Byzantium - Uma Vida Eterna: vampiros e patriarcado | CRÍTICA
Byzantium – Uma Vida Eterna: vampiros e patriarcado

Byzantium – Uma Vida Eterna: vampiros e patriarcado

O horror é um gênero para o qual muita gente torce o nariz. Afinal, o conceito de se divertir com doses seguras de medo não é para todo mundo. Porém, o horror pode ser usado muito além do que apenas assustar. Monstros e criaturas dos mais variados tipos aparecem frequentemente na literatura, no cinema e na televisão, através de veículos para discutir questões que vão desde saúde mental até opressões estruturais. Lançado em 2012, o filme Byzantium: Uma Vida Eterna recorre ao mito dos vampiros para falar sobre tradição e patriarcado.

Dirigido por Neil Jordan (Entrevista com o Vampiro), Byzantium é baseado na peça de teatro A Vampyre Story (em português: Uma História de Vampiro), de Moira Buffini. A autora assina também o roteiro do filme. A trama acompanha a história de duas vampiras entre os séculos XVIII e XXI. Perseguidas por homens misteriosos, Clara (Gemma Arterton) e sua filha, Eleanor (Saoirse Ronan), se escondem em uma cidade costeira. Porém, o envolvimento de Eleanor com um rapaz local pode colocar em risco o segredo das duas.

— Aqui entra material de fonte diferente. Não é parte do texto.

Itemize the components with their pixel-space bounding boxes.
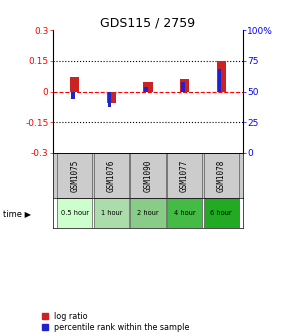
Bar [204, 153, 239, 198]
Legend: log ratio, percentile rank within the sample: log ratio, percentile rank within the sa… [42, 311, 190, 332]
Title: GDS115 / 2759: GDS115 / 2759 [100, 16, 195, 29]
Bar [107, 91, 116, 103]
Bar [143, 82, 153, 91]
Bar [57, 153, 92, 198]
Bar [108, 91, 111, 108]
Text: 0.5 hour: 0.5 hour [61, 210, 89, 216]
Text: 6 hour: 6 hour [210, 210, 232, 216]
Text: GSM1076: GSM1076 [107, 159, 116, 192]
Bar [167, 153, 202, 198]
Text: GSM1077: GSM1077 [180, 159, 189, 192]
Bar [217, 61, 226, 91]
Bar [130, 153, 166, 198]
Bar [70, 77, 79, 91]
Bar [167, 198, 202, 228]
Bar [130, 198, 166, 228]
Bar [144, 87, 148, 91]
Bar [71, 91, 75, 99]
Text: 2 hour: 2 hour [137, 210, 159, 216]
Text: 1 hour: 1 hour [100, 210, 122, 216]
Bar [94, 153, 129, 198]
Bar [218, 70, 221, 91]
Text: GSM1090: GSM1090 [144, 159, 152, 192]
Bar [180, 79, 189, 91]
Text: GSM1075: GSM1075 [70, 159, 79, 192]
Bar [94, 198, 129, 228]
Bar [181, 82, 185, 91]
Text: time ▶: time ▶ [3, 209, 31, 218]
Bar [204, 198, 239, 228]
Text: 4 hour: 4 hour [174, 210, 195, 216]
Bar [57, 198, 92, 228]
Text: GSM1078: GSM1078 [217, 159, 226, 192]
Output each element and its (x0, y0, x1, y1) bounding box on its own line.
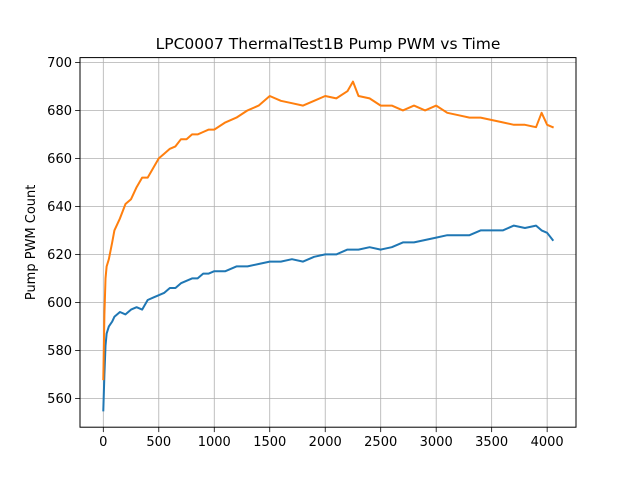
y-tick-label: 560 (47, 392, 72, 407)
x-tick-label: 3500 (475, 435, 508, 450)
y-tick-label: 600 (47, 296, 72, 311)
series-line-2 (102, 80, 555, 381)
y-tick-label: 660 (47, 152, 72, 167)
x-tick-label: 500 (146, 435, 171, 450)
y-tick-label: 680 (47, 104, 72, 119)
x-tick-label: 0 (99, 435, 107, 450)
x-tick-label: 3000 (420, 435, 453, 450)
series-line-1 (102, 224, 555, 412)
y-tick-label: 620 (47, 248, 72, 263)
plot-frame (79, 57, 577, 428)
x-tick-label: 1000 (198, 435, 231, 450)
y-axis: 560 580 600 620 640 660 680 700 (47, 56, 80, 407)
series-group (102, 80, 555, 412)
x-tick-label: 4000 (531, 435, 564, 450)
y-tick-label: 640 (47, 200, 72, 215)
x-tick-label: 1500 (253, 435, 286, 450)
x-tick-label: 2500 (364, 435, 397, 450)
y-tick-label: 580 (47, 344, 72, 359)
x-axis: 0 500 1000 1500 2000 2500 3000 3500 4000 (99, 427, 564, 450)
y-tick-label: 700 (47, 56, 72, 71)
chart-title: LPC0007 ThermalTest1B Pump PWM vs Time (156, 35, 501, 53)
y-axis-label: Pump PWM Count (24, 185, 39, 301)
x-tick-label: 2000 (309, 435, 342, 450)
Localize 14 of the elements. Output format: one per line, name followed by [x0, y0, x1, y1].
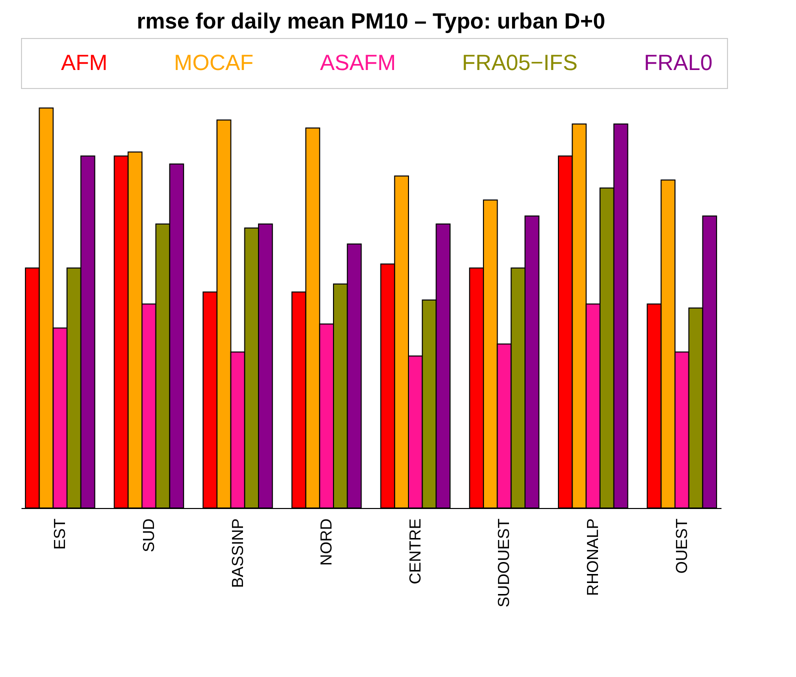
text: FRA05−IFS: [462, 50, 578, 75]
x-tick-label: SUDOUEST: [496, 518, 514, 608]
text: AFM: [61, 50, 108, 75]
x-tick-label: RHONALP: [585, 518, 602, 596]
x-tick-label: NORD: [318, 518, 336, 566]
x-tick-label: CENTRE: [407, 518, 424, 584]
text: FRAL0: [644, 50, 712, 75]
x-tick-label: OUEST: [674, 518, 691, 574]
text: ASAFM: [320, 50, 396, 75]
x-tick-label: BASSINP: [230, 518, 247, 588]
x-tick-label: EST: [52, 518, 70, 550]
chart-title: rmse for daily mean PM10 – Typo: urban D+0: [136, 8, 606, 34]
x-tick-label: SUD: [140, 518, 158, 552]
text: MOCAF: [174, 50, 254, 75]
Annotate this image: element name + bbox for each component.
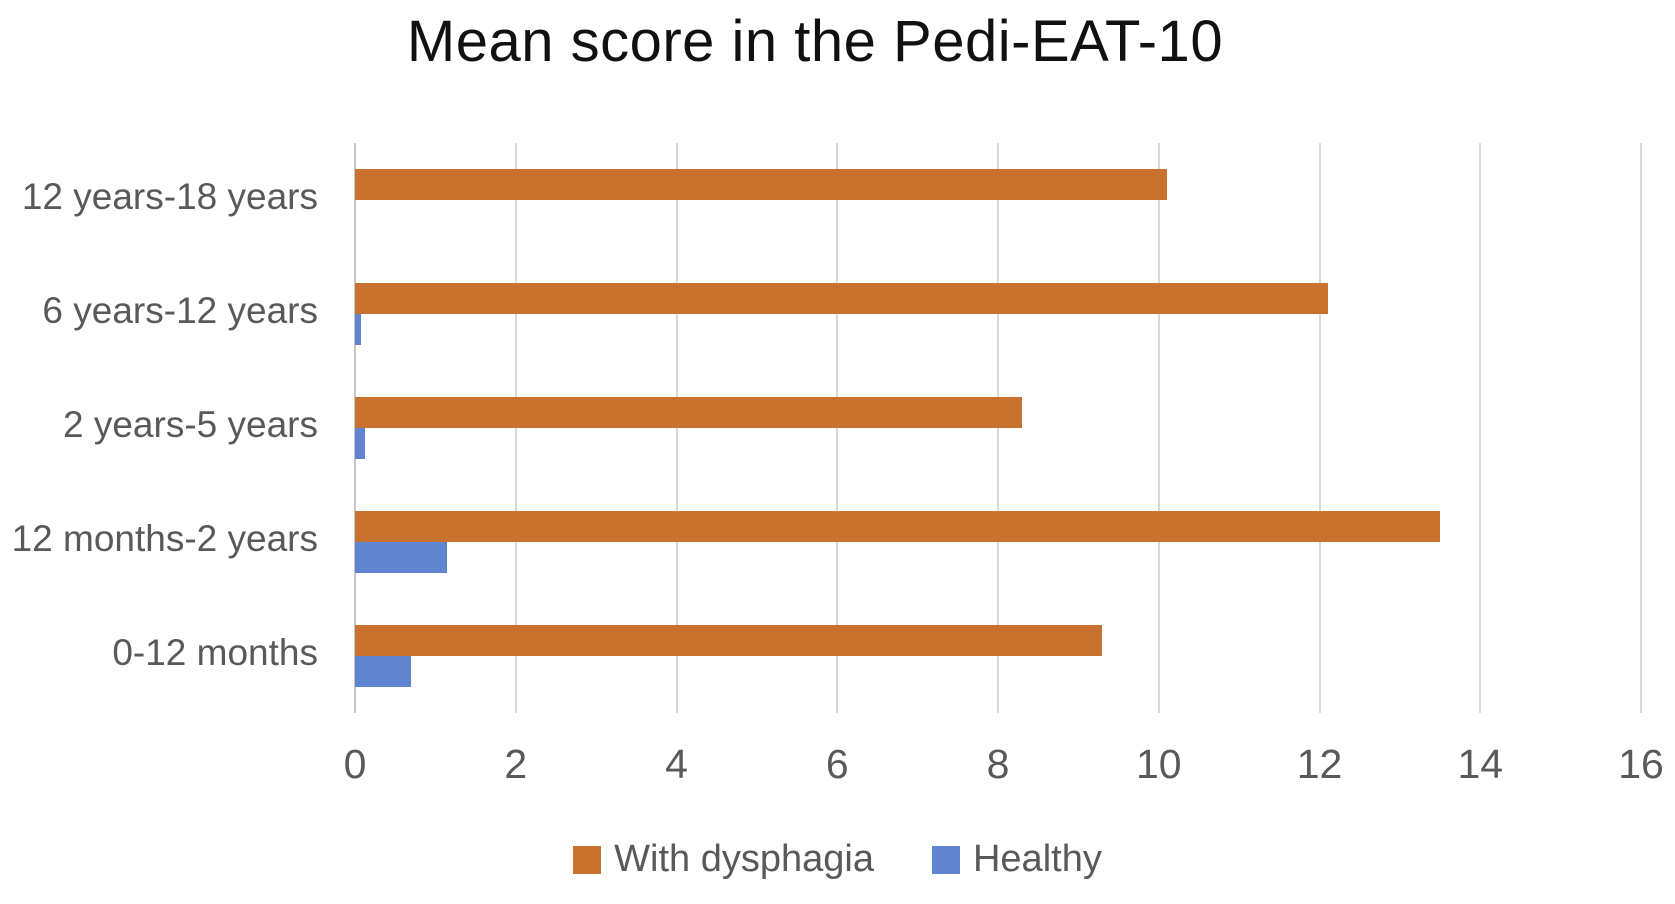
gridline-x-8: [997, 143, 999, 713]
category-label: 12 months-2 years: [11, 518, 318, 559]
x-tick-label-14: 14: [1457, 741, 1504, 787]
category-label: 12 years-18 years: [21, 176, 318, 217]
category-label: 0-12 months: [112, 632, 318, 673]
legend-label-healthy: Healthy: [972, 838, 1102, 880]
bar-with-dysphagia: [355, 511, 1441, 542]
x-tick-label-0: 0: [343, 741, 367, 787]
gridline-x-6: [836, 143, 839, 713]
bar-with-dysphagia: [355, 397, 1023, 428]
bar-healthy: [355, 656, 412, 687]
category-label: 6 years-12 years: [42, 290, 318, 331]
x-tick-label-8: 8: [986, 741, 1010, 787]
x-tick-label-6: 6: [825, 741, 849, 787]
gridline-x-10: [1157, 143, 1160, 713]
bar-healthy: [355, 428, 365, 459]
gridline-x-4: [675, 143, 678, 713]
legend-swatch-with-dysphagia: [573, 845, 602, 874]
bar-with-dysphagia: [355, 169, 1167, 200]
chart-title: Mean score in the Pedi-EAT-10: [406, 9, 1224, 74]
bar-with-dysphagia: [355, 625, 1103, 656]
legend-item-with-dysphagia: With dysphagia: [573, 838, 874, 881]
legend-label-with-dysphagia: With dysphagia: [614, 838, 874, 880]
x-tick-label-12: 12: [1296, 741, 1343, 787]
x-tick-label-16: 16: [1618, 741, 1664, 787]
gridline-x-14: [1479, 143, 1482, 713]
legend-swatch-healthy: [931, 845, 960, 874]
bar-healthy: [355, 542, 448, 573]
gridline-x-12: [1318, 143, 1321, 713]
legend-item-healthy: Healthy: [931, 838, 1102, 881]
x-tick-label-10: 10: [1135, 741, 1182, 787]
x-tick-label-2: 2: [504, 741, 528, 787]
legend: With dysphagia Healthy: [0, 838, 1675, 881]
bar-healthy: [355, 314, 361, 345]
bar-with-dysphagia: [355, 283, 1328, 314]
x-tick-label-4: 4: [665, 741, 688, 787]
category-label: 2 years-5 years: [63, 404, 318, 445]
gridline-x-2: [514, 143, 517, 713]
gridline-x-16: [1640, 143, 1642, 713]
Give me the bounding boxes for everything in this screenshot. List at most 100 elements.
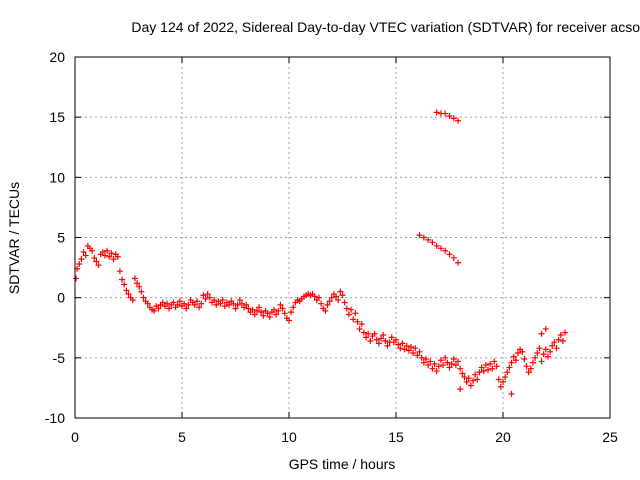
x-tick-label: 25 (602, 429, 618, 445)
data-point (181, 300, 188, 307)
data-point (514, 350, 521, 357)
data-point (399, 340, 406, 347)
data-point (452, 362, 459, 369)
data-point (326, 298, 333, 305)
y-tick-label: -10 (45, 410, 65, 426)
data-point (414, 352, 421, 359)
data-point (245, 305, 252, 312)
data-point (422, 356, 429, 363)
data-point (461, 374, 468, 381)
data-point (455, 117, 462, 124)
data-point (253, 307, 260, 314)
data-point (442, 110, 449, 117)
data-point (367, 337, 374, 344)
data-point (425, 362, 432, 369)
data-point (354, 318, 361, 325)
data-point (260, 312, 267, 319)
data-point (136, 283, 143, 290)
data-point (191, 301, 198, 308)
data-point (418, 354, 425, 361)
data-point (521, 356, 528, 363)
data-point (412, 345, 419, 352)
data-point (230, 300, 237, 307)
data-point (193, 298, 200, 305)
data-point (341, 299, 348, 306)
data-point (375, 340, 382, 347)
data-point (540, 351, 547, 358)
data-point (93, 258, 100, 265)
data-point (211, 297, 218, 304)
data-point (538, 330, 545, 337)
data-point (78, 256, 85, 263)
data-point (467, 382, 474, 389)
data-point (450, 254, 457, 261)
data-point (358, 321, 365, 328)
data-point (337, 288, 344, 295)
x-tick-label: 0 (71, 429, 79, 445)
data-point (258, 309, 265, 316)
data-point (433, 109, 440, 116)
data-point (527, 365, 534, 372)
data-point (416, 348, 423, 355)
data-point (170, 299, 177, 306)
data-point (416, 232, 423, 239)
data-point (151, 307, 158, 314)
data-point (502, 374, 509, 381)
data-point (534, 350, 541, 357)
data-point (525, 369, 532, 376)
data-point (99, 248, 106, 255)
data-point (202, 295, 209, 302)
data-point (510, 353, 517, 360)
data-point (388, 334, 395, 341)
data-point (420, 359, 427, 366)
data-point (485, 366, 492, 373)
data-point (373, 336, 380, 343)
data-point (407, 344, 414, 351)
data-point (273, 311, 280, 318)
x-tick-label: 10 (281, 429, 297, 445)
y-tick-label: 10 (49, 169, 65, 185)
data-point (164, 300, 171, 307)
data-point (455, 259, 462, 266)
data-point (213, 301, 220, 308)
data-point (446, 364, 453, 371)
data-point (465, 375, 472, 382)
data-point (333, 293, 340, 300)
data-point (495, 376, 502, 383)
data-point (324, 301, 331, 308)
data-point (271, 306, 278, 313)
data-point (529, 359, 536, 366)
data-point (101, 252, 108, 259)
data-point (206, 294, 213, 301)
data-point (508, 359, 515, 366)
data-point (144, 300, 151, 307)
data-point (95, 262, 102, 269)
data-point (431, 360, 438, 367)
data-point (80, 248, 87, 255)
data-point (140, 294, 147, 301)
data-point (104, 247, 111, 254)
data-point (134, 280, 141, 287)
x-tick-label: 20 (495, 429, 511, 445)
data-point (339, 292, 346, 299)
data-point (440, 362, 447, 369)
data-point (125, 291, 132, 298)
data-point (384, 342, 391, 349)
data-point (123, 287, 130, 294)
y-tick-labels: -10 -5 0 5 10 15 20 (45, 49, 65, 426)
data-point (536, 345, 543, 352)
grid (75, 57, 610, 418)
data-point (200, 292, 207, 299)
data-point (73, 275, 80, 282)
data-point (219, 297, 226, 304)
chart-title: Day 124 of 2022, Sidereal Day-to-day VTE… (131, 19, 640, 35)
data-point (433, 242, 440, 249)
data-point (356, 325, 363, 332)
x-tick-label: 5 (178, 429, 186, 445)
data-point (256, 304, 263, 311)
data-point (371, 330, 378, 337)
data-point (89, 247, 96, 254)
data-point (446, 251, 453, 258)
data-point (266, 313, 273, 320)
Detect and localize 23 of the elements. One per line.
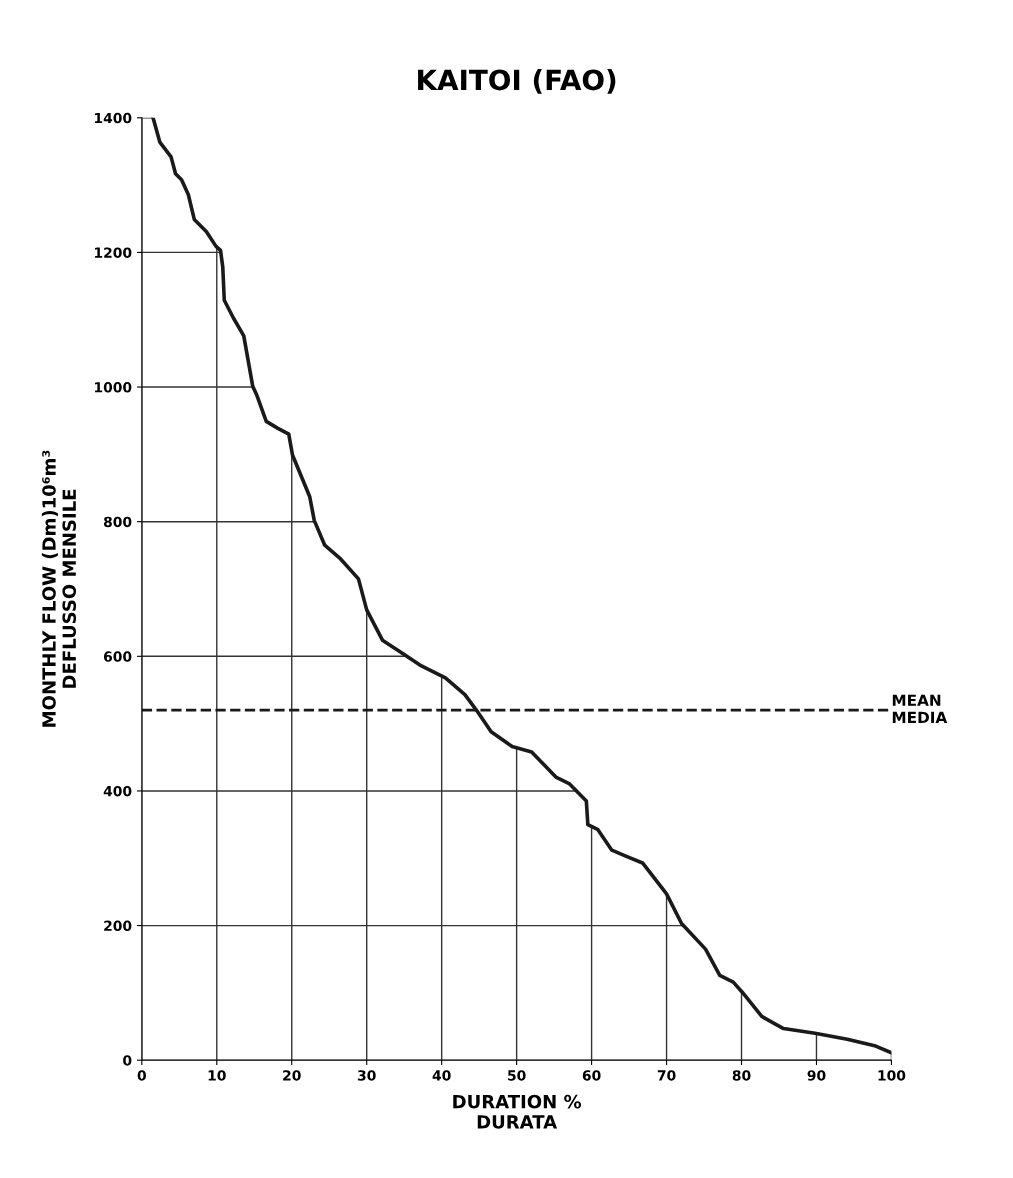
x-tick-label: 70 [657, 1070, 676, 1081]
x-tick-label: 80 [732, 1070, 751, 1081]
y-tick-label: 0 [123, 1055, 132, 1066]
y-tick-label: 1400 [95, 112, 132, 124]
x-tick-label: 60 [582, 1070, 601, 1081]
x-tick-label: 10 [208, 1070, 226, 1081]
y-tick-label: 600 [103, 651, 132, 662]
y-tick-label: 1000 [95, 382, 132, 393]
y-tick-label: 200 [104, 920, 132, 932]
x-tick-label: 100 [878, 1070, 906, 1081]
chart-title: KAITOI (FAO) [418, 68, 616, 94]
y-axis-title: MONTHLY FLOW (Dm)10⁶m³ DEFLUSSO MENSILE [41, 450, 77, 727]
x-tick-label: 40 [432, 1070, 451, 1081]
x-tick-label: 20 [283, 1070, 301, 1081]
y-tick-label: 800 [103, 516, 132, 528]
y-tick-label: 400 [103, 785, 132, 797]
ref-line-label: MEAN MEDIA [892, 694, 948, 723]
x-tick-label: 50 [508, 1070, 526, 1081]
x-tick-label: 30 [357, 1070, 376, 1081]
x-axis-title: DURATION % DURATA [453, 1094, 582, 1129]
y-tick-label: 1200 [95, 247, 132, 258]
x-tick-label: 0 [137, 1070, 146, 1081]
x-tick-label: 90 [807, 1070, 826, 1081]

Aviso: o texto a seguir contém spoilers do filme
Saoirse Ronan como Eleanor Webb em Byzantium
Saoirse Ronan como Eleanor Webb | Imagem: reprodução

Byzantium não pode ser considerado um filme de terror. Não há sustos nem momentos de angústia extrema. Contudo, o filme toma emprestado um elemento clássico do horror – a figura do vampiro – para contar uma história sobre classe, gênero e colonialismo.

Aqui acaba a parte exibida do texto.